Au fil des années, Emma avait peint chacune des ruches d’une couleur acidulée. Rose, turquoise, jaune citron, vert pistache : des coloris aussi artificiels que des bonbons aux colorants, édulcorants et autres additifs en E quelque chose. Elle trouvait ça rigolo. Pour ma part, ça ne m’aurait pas dérangé qu’elles restent comme avant : mon père avait toujours peint ses ruches en blanc, comme son père et son grand-père avant lui. Ils avaient coutume de dire que, l’important, c’était ce qui se passait à l’intérieur. Mais Emma soutenait que les abeilles aimaient ces couleurs, que ça rendait notre lien avec elles plus personnel. Elle avait peut-être raison, qui sait… Et puis, je dois avouer que la vue de ces cubes colorés éparpillés dans la nature comme des sucreries égarées de la poche d’un géant me faisait toujours chaud au cœur.
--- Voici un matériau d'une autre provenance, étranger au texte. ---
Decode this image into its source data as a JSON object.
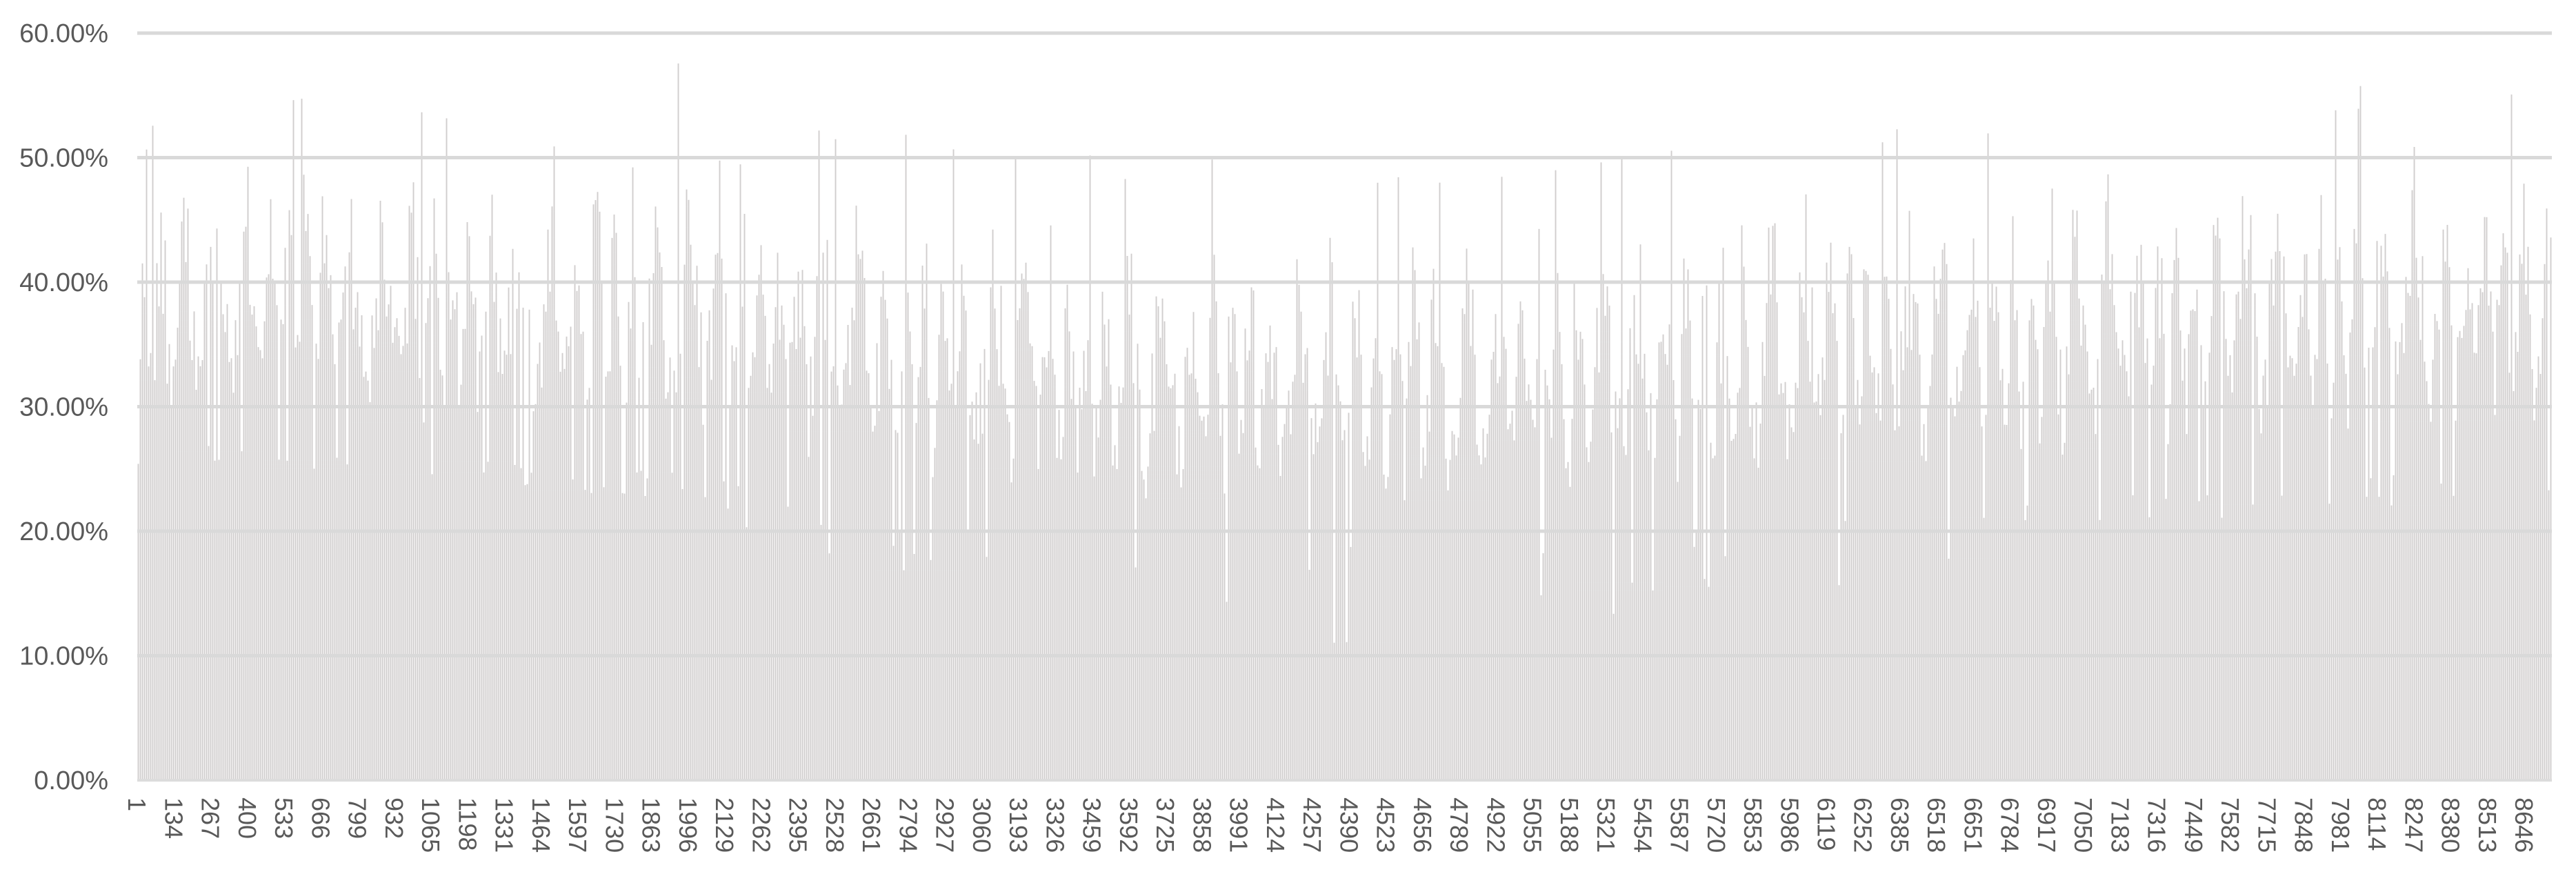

J’avais décidé de commencer par le pré, entre la ferme de Menton, la grand-route et l’étroite Alabast River – guère plus que le lit d’un ruisseau, malgré son nom. C’est ici que j’avais le plus de colonies. Vingt-six en tout. Je me dirigeai d’abord vers une ruche rose pétard. Être deux présentait un avantage : Tom tenait la caisse pendant que je remplaçais l’ancien plancher, sale et jonché d’abeilles mortes au cours de l’hiver. L’année précédente, nous avions investi dans des modèles grillagés munis d’une plaque. Ça nous avait coûté cher, mais ce n’était pas de l’argent perdu : mieux ventilée, la ruche était plus facile à nettoyer. La plupart des apiculteurs à la tête d’exploitations de la même envergure que la mienne ne prenaient pas la peine de changer le fond de la ruche à cette époque de l’année ; moi, j’étais contre le laisser-aller, et je voulais que mes abeilles vivent dans les meilleures conditions.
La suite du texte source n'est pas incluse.